Joseph Dunn is single and loving it:
[Guyland is] also known as bachelorhood and, according to Deeson [the book’s author], the age at which he should make his way to the departure gate is 35. This is when a man should start thinking about finding a good woman and settling down. Shortly afterwards, he should also consider trading in the sports car for a Volvo, donate the Xbox to a children’s charity and decommission the DVD collection. The reward for doing so is a life of simple bliss, where he lives longer and happier, snuggled up in the warm embrace of a loving relationship.
Well, not so fast, Deeson. Not everyone feels this way…

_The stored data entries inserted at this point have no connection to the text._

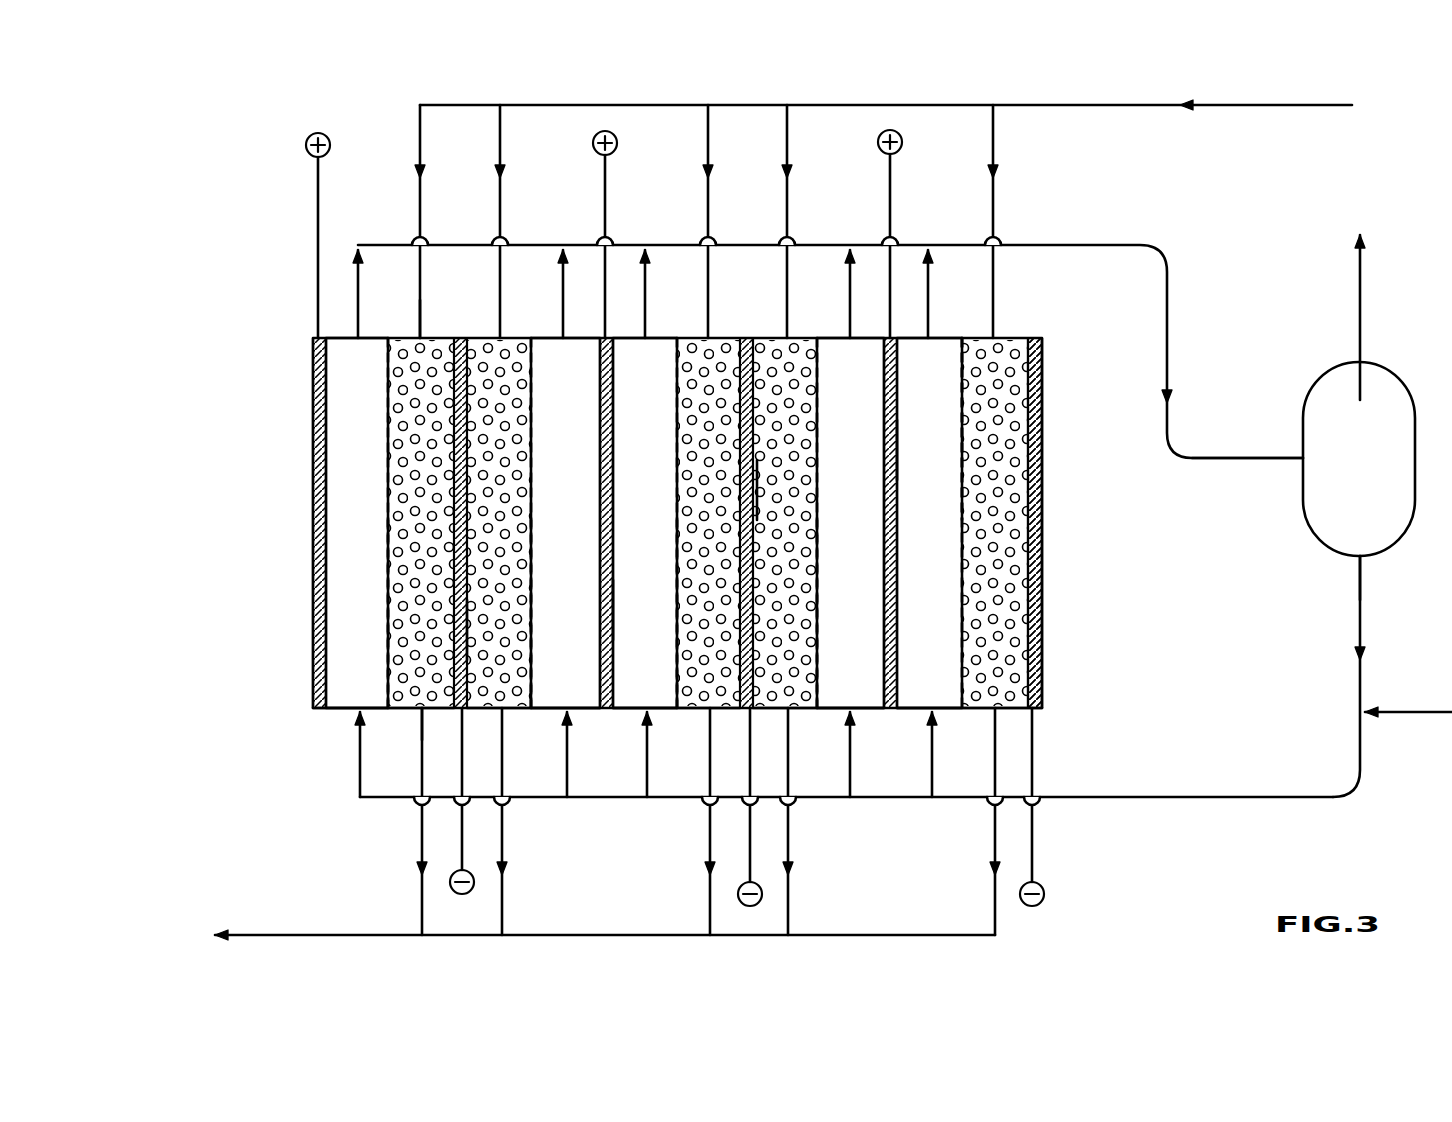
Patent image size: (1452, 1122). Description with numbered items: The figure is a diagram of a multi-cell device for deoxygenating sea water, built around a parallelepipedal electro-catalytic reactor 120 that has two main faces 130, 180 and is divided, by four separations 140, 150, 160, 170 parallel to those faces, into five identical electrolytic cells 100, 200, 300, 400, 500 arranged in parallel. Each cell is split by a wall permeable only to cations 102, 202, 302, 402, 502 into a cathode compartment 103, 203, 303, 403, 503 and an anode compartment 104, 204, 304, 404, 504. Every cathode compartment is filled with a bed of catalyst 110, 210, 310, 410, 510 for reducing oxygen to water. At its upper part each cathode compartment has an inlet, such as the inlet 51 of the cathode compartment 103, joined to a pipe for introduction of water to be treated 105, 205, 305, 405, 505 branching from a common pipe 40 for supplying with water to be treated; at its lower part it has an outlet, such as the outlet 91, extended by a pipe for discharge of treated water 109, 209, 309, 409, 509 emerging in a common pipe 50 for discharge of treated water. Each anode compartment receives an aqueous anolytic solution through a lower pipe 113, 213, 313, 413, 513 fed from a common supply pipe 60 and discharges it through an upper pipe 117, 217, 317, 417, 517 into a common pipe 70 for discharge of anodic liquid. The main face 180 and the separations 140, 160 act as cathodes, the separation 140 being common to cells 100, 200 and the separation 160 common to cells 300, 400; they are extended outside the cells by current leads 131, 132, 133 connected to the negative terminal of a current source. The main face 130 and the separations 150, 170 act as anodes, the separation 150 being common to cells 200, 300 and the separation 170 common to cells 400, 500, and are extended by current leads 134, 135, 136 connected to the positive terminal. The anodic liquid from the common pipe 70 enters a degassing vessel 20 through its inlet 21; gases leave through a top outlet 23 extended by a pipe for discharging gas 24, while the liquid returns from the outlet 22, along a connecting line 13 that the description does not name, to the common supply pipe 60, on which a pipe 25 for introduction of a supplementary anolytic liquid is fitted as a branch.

The conduit 13 is at (1362, 585).
The degassing vessel 20 is at (1323, 417).
The inlet 21 is at (1303, 458).
The outlet 22 is at (1360, 560).
The outlet for the gases 23 is at (1360, 362).
The pipe for discharging gas 24 is at (1362, 305).
The pipe for introduction of a supplementary liquid 25 is at (1445, 712).
The common pipe for supplying with water to be treated 40 is at (1245, 105).
The common pipe for discharge of treated water 50 is at (833, 932).
The inlet 51 is at (418, 333).
The common supply pipe 60 is at (1223, 790).
The common pipe for discharge of anodic liquid 70 is at (1167, 305).
The outlet 91 is at (410, 708).
The electrolytic cell 100 is at (335, 708).
The wall permeable only to cations 102 is at (388, 612).
The cathode compartment 103 is at (410, 597).
The anode compartment 104 is at (340, 518).
The pipe for introduction of water to be treated 105 is at (420, 145).
The pipe for discharge of treated water 109 is at (422, 847).
The bed of catalyst 110 is at (388, 410).
The pipe for the introduction of a liquid 113 is at (360, 778).
The pipe for the discharge of the liquid 117 is at (353, 280).
The electro-catalytic reactor 120 is at (272, 330).
The main face 130 is at (313, 462).
The current lead 131 is at (462, 865).
The current lead 132 is at (750, 870).
The current lead 133 is at (1032, 823).
The current lead 134 is at (313, 195).
The current lead 135 is at (605, 175).
The current lead 136 is at (890, 190).
The separation 140 is at (467, 633).
The separation 150 is at (613, 603).
The separation 160 is at (757, 487).
The separation 170 is at (898, 442).
The main face 180 is at (1043, 410).
The electrolytic cell 200 is at (567, 708).
The wall permeable only to cations 202 is at (533, 523).
The cathode compartment 203 is at (500, 570).
The anode compartment 204 is at (583, 672).
The pipe for introduction of water to be treated 205 is at (500, 143).
The pipe for discharge of treated water 209 is at (502, 840).
The bed of catalyst 210 is at (503, 430).
The pipe for the introduction of a liquid 213 is at (567, 750).
The pipe for the discharge of the liquid 217 is at (563, 318).
The electrolytic cell 300 is at (662, 708).
The wall permeable only to cations 302 is at (677, 487).
The cathode compartment 303 is at (677, 545).
The anode compartment 304 is at (664, 672).
The pipe for introduction of water to be treated 305 is at (708, 128).
The pipe for discharge of treated water 309 is at (710, 920).
The bed of catalyst 310 is at (677, 390).
The pipe for the introduction of a liquid 313 is at (647, 765).
The pipe for the discharge of the liquid 317 is at (648, 318).
The electrolytic cell 400 is at (827, 708).
The wall permeable only to cations 402 is at (820, 560).
The cathode compartment 403 is at (800, 418).
The anode compartment 404 is at (869, 672).
The pipe for introduction of water to be treated 405 is at (787, 157).
The pipe for discharge of treated water 409 is at (792, 853).
The bed of catalyst 410 is at (820, 635).
The pipe for the introduction of a liquid 413 is at (850, 777).
The pipe for the discharge of the liquid 417 is at (850, 315).
The electrolytic cell 500 is at (985, 712).
The wall permeable only to cations 502 is at (960, 598).
The cathode compartment 503 is at (1000, 530).
The anode compartment 504 is at (937, 482).
The pipe for introduction of water to be treated 505 is at (993, 130).
The pipe for discharge of treated water 509 is at (995, 895).
The bed of catalyst 510 is at (967, 655).
The pipe for the introduction of a liquid 513 is at (938, 762).
The pipe for the discharge of the liquid 517 is at (928, 310).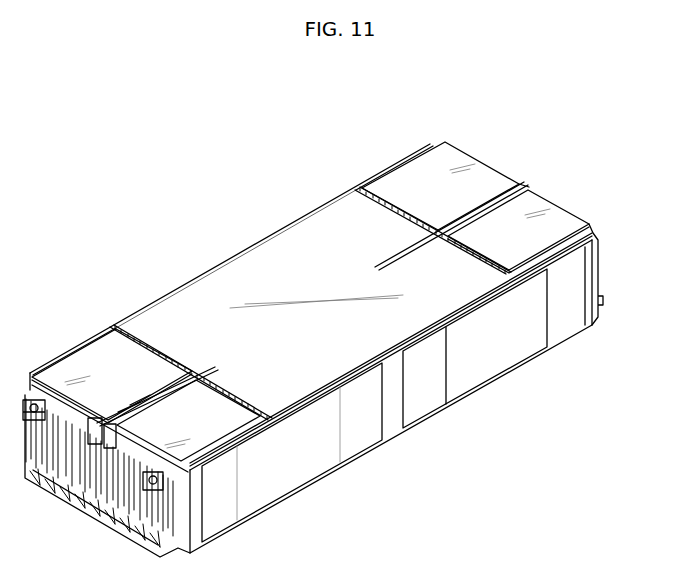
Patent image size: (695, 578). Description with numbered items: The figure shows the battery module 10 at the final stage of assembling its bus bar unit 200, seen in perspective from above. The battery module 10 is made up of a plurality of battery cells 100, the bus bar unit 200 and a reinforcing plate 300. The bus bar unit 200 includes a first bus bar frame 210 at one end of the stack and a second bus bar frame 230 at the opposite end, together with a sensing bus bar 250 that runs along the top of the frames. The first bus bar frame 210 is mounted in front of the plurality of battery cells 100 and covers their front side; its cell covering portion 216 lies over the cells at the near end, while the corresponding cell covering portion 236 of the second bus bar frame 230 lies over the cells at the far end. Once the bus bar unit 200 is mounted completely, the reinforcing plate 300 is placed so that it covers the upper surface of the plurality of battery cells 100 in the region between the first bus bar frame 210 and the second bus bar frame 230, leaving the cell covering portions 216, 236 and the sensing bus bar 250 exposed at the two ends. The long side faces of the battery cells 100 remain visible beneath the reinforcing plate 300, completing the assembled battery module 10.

The battery module 10 is at (167, 177).
The battery cell 100 is at (408, 445).
The bus bar unit 200 is at (606, 254).
The first bus bar frame 210 is at (139, 422).
The cell covering portion 216 is at (98, 360).
The second bus bar frame 230 is at (472, 177).
The cell covering portion 236 is at (483, 173).
The sensing bus bar 250 is at (526, 181).
The reinforcing plate 300 is at (238, 232).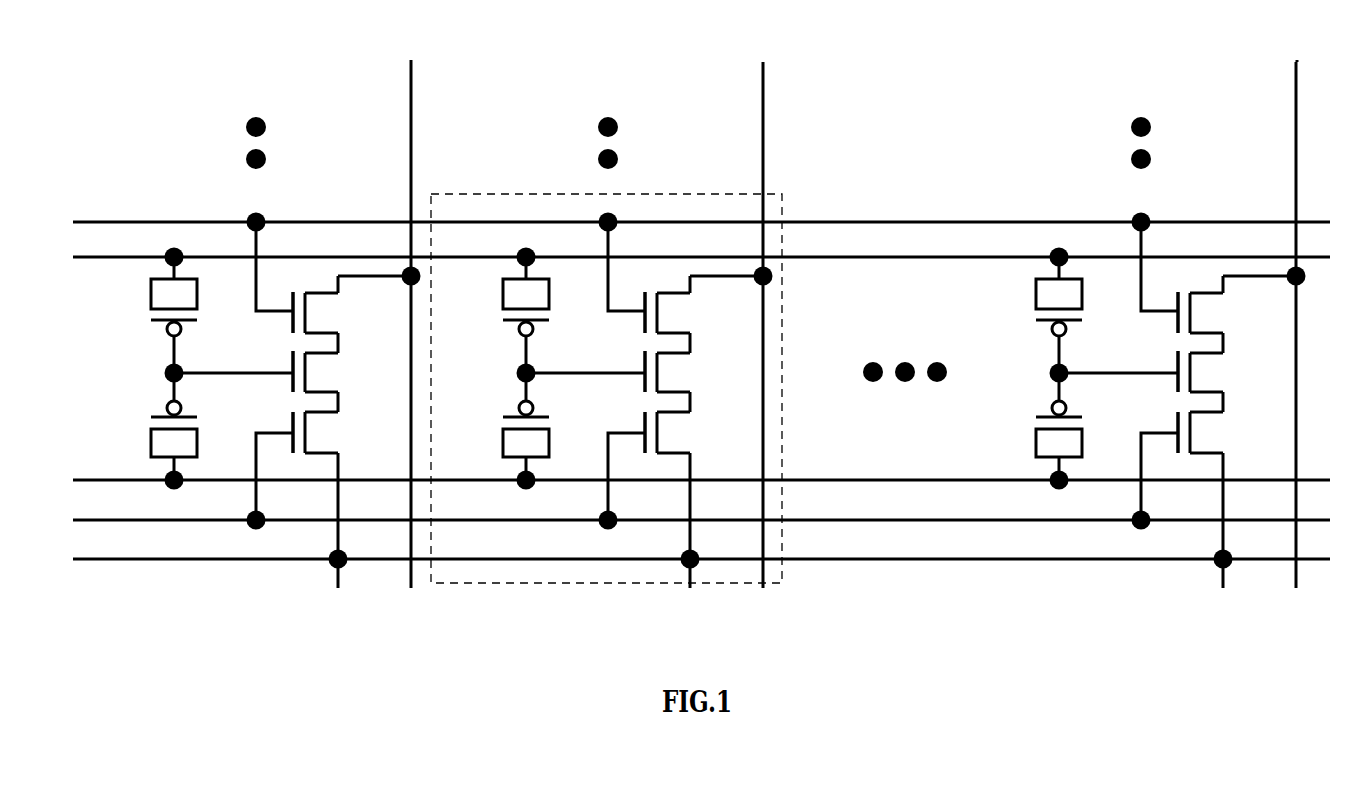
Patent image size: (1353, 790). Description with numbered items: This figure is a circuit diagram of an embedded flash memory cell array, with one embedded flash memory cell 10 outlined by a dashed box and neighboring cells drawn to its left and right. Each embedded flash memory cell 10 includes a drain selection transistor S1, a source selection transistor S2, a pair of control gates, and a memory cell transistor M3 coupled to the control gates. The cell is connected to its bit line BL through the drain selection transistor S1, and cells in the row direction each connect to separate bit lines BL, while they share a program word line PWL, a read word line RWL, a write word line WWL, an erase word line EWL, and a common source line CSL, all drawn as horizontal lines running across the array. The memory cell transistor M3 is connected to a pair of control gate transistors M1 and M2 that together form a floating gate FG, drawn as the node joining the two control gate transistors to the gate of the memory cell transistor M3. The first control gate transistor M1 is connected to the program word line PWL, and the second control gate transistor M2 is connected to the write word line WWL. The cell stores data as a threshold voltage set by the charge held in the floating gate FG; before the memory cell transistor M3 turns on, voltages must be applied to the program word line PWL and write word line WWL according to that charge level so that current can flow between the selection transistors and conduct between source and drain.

The embedded flash memory cell 10 is at (487, 193).
The first control gate transistor M1 is at (499, 306).
The second control gate transistor M2 is at (499, 436).
The memory cell transistor M3 is at (689, 372).
The drain selection transistor S1 is at (670, 282).
The source selection transistor S2 is at (665, 495).
The floating gate FG is at (581, 357).
The bit line BL is at (688, 308).
The read word line RWL is at (701, 204).
The program word line PWL is at (701, 238).
The write word line WWL is at (701, 462).
The erase word line EWL is at (701, 502).
The common source line CSL is at (701, 540).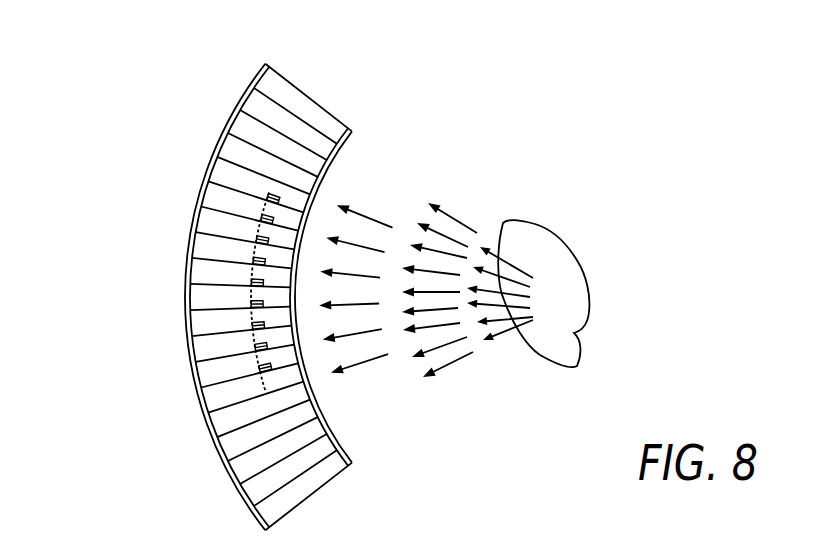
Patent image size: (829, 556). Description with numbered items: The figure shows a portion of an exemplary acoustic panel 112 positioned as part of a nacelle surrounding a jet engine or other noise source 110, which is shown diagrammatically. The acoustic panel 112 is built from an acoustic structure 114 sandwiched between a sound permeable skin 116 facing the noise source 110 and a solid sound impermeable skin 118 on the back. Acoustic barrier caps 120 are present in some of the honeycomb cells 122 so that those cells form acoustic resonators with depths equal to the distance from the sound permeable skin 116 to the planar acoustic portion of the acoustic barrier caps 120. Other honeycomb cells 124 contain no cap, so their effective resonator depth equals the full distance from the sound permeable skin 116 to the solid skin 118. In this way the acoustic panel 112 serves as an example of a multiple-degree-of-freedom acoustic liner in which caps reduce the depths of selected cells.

The noise source 110 is at (553, 272).
The acoustic panel 112 is at (198, 455).
The acoustic structure 114 is at (317, 97).
The sound permeable skin 116 is at (323, 155).
The solid sound impermeable skin 118 is at (188, 352).
The acoustic barrier caps 120 is at (262, 258).
The honeycomb cells 122 is at (200, 320).
The honeycomb cells 124 is at (227, 170).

Readers agree. “Stay single and see her at the weekends. Man is not meant to be caged,” wrote Lucas from London. “It’s a great lifestyle choice,” wrote Rob D, also from London. “As for married men living longer, well, the indoor cat lives longer too. But it’s a fur ball with a broken spirit looking out on a world that it will never enjoy…”
I’ve lost count of the number of times a friend’s girlfriend has taken me aside and asked me when I am going to “come in from the cold”. Usually I yawn and say, “When I meet the right person”, but even I don’t believe it any more. Truth is, I probably have met the right person, probably more than one. But I’ve been in a couple of long-termers and I’ve seen what marriage can do to my friends, and I’ve decided I am happy in Guyland and I want to hang out here longer.
Over the past five years, however, a third type [of bachelor other than male spinsters and those headed to an early grave as a result of partying too much] has emerged. Dubbed “city adventurers” (which, I grant you, sounds a bit naff — Bear Grylls in pinstripes?), these are single men aged 25–39 with an average wage of more than £40,000. They spend their spare time eating out, going to the pub and the cinema and taking weekend breaks. They will probably ski or snowboard and, when asked, they will say they are knowledgeable about wine (though they probably aren’t)…
Too many feeble men give in to the supposed security of marriage. They see it as panacea to their problems (including, but by no means limited to, alienation, indecision, and lack of direction and motivation). “I don’t want to be the oldest father at the school gates,” lamented one friend recently, explaining why he was getting engaged to his girlfriend, who we all know will make his life a misery.
Marriage like this is for wimps. “I genuinely pity most of my married friends, who feel trapped, bored and frustrated,” wrote Mike from Hong Kong. “The only men I know who are happily married are the laid-back guys who need a woman for direction. Marriage is not a smart idea for the alpha male…”
Being single, solvent and in charge of your own life is fun. And then there’s the sex. “When I first found myself a bachelor at 33, I hadn’t realised how much women in their mid-twenties enjoyed the company of a man of that age,” said James, 35. “More cash, more charm and more of the benefit of the trial and error of what women like…”
Incidentally, dating younger girls draws a curiously bitter response from single women my own age. I remind them that there is nice symmetry in this: every schoolboy remembers the moment at 15 when all the best-looking girls in his year decided they didn’t fancy their spotty-faced contemporaries and began dating the sixth-former with a Vauxhall Astra. It’s not revenge, exactly, but they started it.
I hate to sound like a broken record blogger by writing on this so often, but I see so many opinion columns on the dating world that I must infer that a paradigm shift is occuring in the Western world. (Curiously, most of these essays are in British newspapers. Is there an epidemic of lonely, single women and statisfied, unattached men there?)
Readers can read all of my prior posts, including a lengthy essay, in the Dating category. But I’ll paraphrase my view one more time.
Women generally desire marriage out of a biological and sociological imperative to have children and raise them in a stable family that is economically stable. Unless men want to have children, they do not need marriage to obtain sex, enjoy the company of close friends, have fun, and live a financially secure life. The older and more successful men become, the more they see that they are more attractive to young women who had rejected them when they were that age. Men know that most marriages end in divorce or lose their luster, and they do not want to lose half of their assets (and their children) or remain stuck in an unhappy marriage.
Now, do not misunderstand me. I am not knocking the institution of marriage; I do want to get married someday. Marriage, and even an informal, loving relationship between two people, is special and sacred, especially in Jewish mystical thought. However, I am highlighting the practical issues that are arising in the modern dating scene as a result of the conflict between our biological programming, feminist ideas, and the modern world itself.
In short, men are increasingly feeling that marriage is not worth it. It is up to women to convince them otherwise. Single women: Do not be crazy. Do not look for money. Do not nag. Do not pester. Learn how to cook a nice meal. Do not insult your man behind his back. Do not insult your man’s friends. Do not be overly picky. Do not look only for superficial characteristics (“I only go out with guys who have sexy eyes”). Sign a prenup if the man desires one. Let the man have fun with his friends often. Do not stop having sex whenever you do not get your way. Do not stop having sex because you are tired. Keep in shape (and get him to do this as well). Be loving. Be happy.
Single women: If you do these things, you will find a good man quickly. Remember: the choice is his.